Uhura made her first filmed appearance in The Corbomite Maneuver, which was the third episode filmed. But the first season episodes are notorious for being aired out of order, so her first television appearance came in the debut of the series, The Man Trap. (The Man Trap, by the way, was written by Lee Erwin. Remember him?)

Nichols wanted to leave Star Trek after the first season, to focus on her career on Broadway.
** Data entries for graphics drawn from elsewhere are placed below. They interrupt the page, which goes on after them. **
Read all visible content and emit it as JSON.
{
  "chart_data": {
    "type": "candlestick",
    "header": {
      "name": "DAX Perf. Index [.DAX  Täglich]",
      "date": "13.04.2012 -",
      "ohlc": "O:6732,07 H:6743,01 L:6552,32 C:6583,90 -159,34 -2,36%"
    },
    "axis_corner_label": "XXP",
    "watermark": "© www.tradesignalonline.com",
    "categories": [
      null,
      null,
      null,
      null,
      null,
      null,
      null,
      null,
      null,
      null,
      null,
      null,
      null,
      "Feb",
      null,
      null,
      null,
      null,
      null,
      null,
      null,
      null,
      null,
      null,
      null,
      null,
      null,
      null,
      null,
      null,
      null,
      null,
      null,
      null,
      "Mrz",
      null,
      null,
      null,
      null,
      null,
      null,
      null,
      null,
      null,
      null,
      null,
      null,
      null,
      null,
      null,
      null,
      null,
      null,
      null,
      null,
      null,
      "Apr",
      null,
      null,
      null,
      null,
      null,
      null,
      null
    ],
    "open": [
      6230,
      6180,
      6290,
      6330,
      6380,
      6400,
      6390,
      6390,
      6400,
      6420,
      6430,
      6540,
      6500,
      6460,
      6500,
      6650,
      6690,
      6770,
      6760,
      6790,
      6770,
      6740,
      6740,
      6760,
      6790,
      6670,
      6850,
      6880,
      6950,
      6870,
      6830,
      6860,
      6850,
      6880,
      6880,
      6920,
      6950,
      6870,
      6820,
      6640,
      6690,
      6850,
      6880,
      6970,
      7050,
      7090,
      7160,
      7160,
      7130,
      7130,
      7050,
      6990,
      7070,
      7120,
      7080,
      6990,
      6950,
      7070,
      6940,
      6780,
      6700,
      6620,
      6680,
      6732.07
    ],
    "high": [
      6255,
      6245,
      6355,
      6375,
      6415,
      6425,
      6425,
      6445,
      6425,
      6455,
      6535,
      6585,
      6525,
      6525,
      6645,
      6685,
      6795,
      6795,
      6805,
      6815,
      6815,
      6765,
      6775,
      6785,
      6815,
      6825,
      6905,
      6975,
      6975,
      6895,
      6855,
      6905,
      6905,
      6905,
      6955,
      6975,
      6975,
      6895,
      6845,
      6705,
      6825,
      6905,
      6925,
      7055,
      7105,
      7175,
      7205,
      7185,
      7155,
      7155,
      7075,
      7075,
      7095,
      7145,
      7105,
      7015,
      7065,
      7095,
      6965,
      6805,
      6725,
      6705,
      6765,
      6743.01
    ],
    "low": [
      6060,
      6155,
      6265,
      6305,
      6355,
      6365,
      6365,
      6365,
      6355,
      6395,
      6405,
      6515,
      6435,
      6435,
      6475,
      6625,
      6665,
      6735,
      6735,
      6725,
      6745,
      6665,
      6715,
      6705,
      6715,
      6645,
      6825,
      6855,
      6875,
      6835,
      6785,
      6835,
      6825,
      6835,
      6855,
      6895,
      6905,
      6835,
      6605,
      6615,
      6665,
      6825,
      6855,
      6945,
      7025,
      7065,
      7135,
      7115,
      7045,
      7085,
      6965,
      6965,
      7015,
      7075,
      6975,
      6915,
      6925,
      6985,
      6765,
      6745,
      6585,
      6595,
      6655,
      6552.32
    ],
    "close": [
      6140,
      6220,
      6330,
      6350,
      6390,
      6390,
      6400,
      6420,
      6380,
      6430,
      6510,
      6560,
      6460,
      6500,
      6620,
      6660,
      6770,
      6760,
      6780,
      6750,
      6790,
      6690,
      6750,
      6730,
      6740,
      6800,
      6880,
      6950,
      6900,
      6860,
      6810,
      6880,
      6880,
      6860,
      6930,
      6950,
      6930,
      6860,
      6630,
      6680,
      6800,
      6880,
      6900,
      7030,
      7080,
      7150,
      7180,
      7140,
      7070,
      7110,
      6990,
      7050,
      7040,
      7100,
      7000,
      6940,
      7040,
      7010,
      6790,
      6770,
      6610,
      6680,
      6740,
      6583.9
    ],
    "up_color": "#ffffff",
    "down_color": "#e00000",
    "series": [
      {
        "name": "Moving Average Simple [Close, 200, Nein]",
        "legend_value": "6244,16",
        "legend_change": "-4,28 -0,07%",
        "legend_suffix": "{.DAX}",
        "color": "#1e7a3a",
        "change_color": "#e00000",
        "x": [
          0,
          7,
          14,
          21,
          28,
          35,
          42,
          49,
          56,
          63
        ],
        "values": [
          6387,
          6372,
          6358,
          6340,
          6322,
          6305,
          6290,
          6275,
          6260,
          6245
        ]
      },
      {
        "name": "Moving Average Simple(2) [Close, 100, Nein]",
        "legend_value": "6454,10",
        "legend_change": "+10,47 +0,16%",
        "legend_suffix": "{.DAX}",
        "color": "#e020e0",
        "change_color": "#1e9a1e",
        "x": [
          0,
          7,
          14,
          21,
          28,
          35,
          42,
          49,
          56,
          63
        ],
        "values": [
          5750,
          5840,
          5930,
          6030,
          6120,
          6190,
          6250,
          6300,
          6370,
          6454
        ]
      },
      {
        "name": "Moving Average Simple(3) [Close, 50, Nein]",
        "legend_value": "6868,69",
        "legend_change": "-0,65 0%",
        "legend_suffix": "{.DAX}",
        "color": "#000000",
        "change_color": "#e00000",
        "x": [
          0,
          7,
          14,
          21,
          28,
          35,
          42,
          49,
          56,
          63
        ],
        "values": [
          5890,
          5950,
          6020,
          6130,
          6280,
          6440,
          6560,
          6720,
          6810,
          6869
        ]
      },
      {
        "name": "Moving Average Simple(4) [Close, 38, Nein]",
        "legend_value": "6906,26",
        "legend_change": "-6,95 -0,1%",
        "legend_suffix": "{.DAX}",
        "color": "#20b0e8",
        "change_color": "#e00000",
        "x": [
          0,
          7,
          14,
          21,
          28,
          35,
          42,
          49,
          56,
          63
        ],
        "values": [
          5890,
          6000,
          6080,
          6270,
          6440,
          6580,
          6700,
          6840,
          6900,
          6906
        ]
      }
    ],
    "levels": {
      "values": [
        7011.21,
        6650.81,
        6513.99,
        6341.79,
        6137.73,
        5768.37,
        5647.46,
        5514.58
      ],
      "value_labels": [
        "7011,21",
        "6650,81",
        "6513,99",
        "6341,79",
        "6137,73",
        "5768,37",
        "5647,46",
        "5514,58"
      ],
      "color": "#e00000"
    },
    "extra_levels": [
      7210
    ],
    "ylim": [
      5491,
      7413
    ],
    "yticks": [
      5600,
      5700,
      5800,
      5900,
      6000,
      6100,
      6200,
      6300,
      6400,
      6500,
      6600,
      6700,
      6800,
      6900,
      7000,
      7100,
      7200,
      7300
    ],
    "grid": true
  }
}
“I thought it was a Trekkie, and so I said, ‘Sure.’ I looked across the room, and there was Dr. Martin Luther King walking towards me with this big grin on his face. He reached out to me and said, ‘Yes, Ms. Nichols, I am your greatest fan.’ He said that Star Trek was the only show that he, and his wife Coretta, would allow their three little children to stay up and watch. [She told King about her plans to leave the series.] I never got to tell him why, because he said, ‘You can’t. You’re part of history.’

Nichelle Nichols

Her role was expanded during the second season of The Original Series, beyond that of just crewing a console. It was during the second season of the show that Nichols and William Shatner had the first interracial kiss on American scripted television.

The Animated Series

And I wanted to show you a clip from The Animated Series, which, I’m going to wager that most of you haven’t seen anything of. But aside from the very 70s style of animation (if Scooby-Doo showed up, he wouldn’t look out of place), they’re essentially shorter Star Trek episodes.

And in one of them, The Lorelei Incident, Uhura winds up in command of the ship.

And leads an assault to rescue Spock, Kirk, McCoy and Scotty.

(Aside because I have to mention it, The Animated Series was notoriously done on the cheap, so they’ve only got a few voice actors doing all the parts. And it’s really obvious here that Majel Barrett-Roddenberry is both the voice of Theela and Nurse Chapel in the same scene.

Nichols herself voiced 10 characters other than Uhura on TAS.

Inspiring Others To The Stars

Nichols’s work on Star Trek has been an inspiration to many, among them Guinan actress Whoopi Goldberg, and astronaut Mae Jamison.

In the 1970s, she worked with NASA to create a recruiting program for women and minorties, called Women In Motion, Inc., that’s the subject of a documentary, Woman in Motion. Its focus was to get women into the space program. Sally Ride, the first female astronaut was recruited by the program. So was Guion Bluford, the first African-American astronaut, as well as the late Dr. Judith Resnik and Dr. Ronald McNair – who tragically passed away in the Challenger Disaster in 1986.

And Lastly…

I couldn’t possibly do an article on Uhura, and Nichelle Nichols without including my favorite scene of hers. From Star Trek III, where she deals with “Mr. Adventure.”

From a character who ran the communications console in TOS, we get a fully realized character showing off a huge range in a short scene.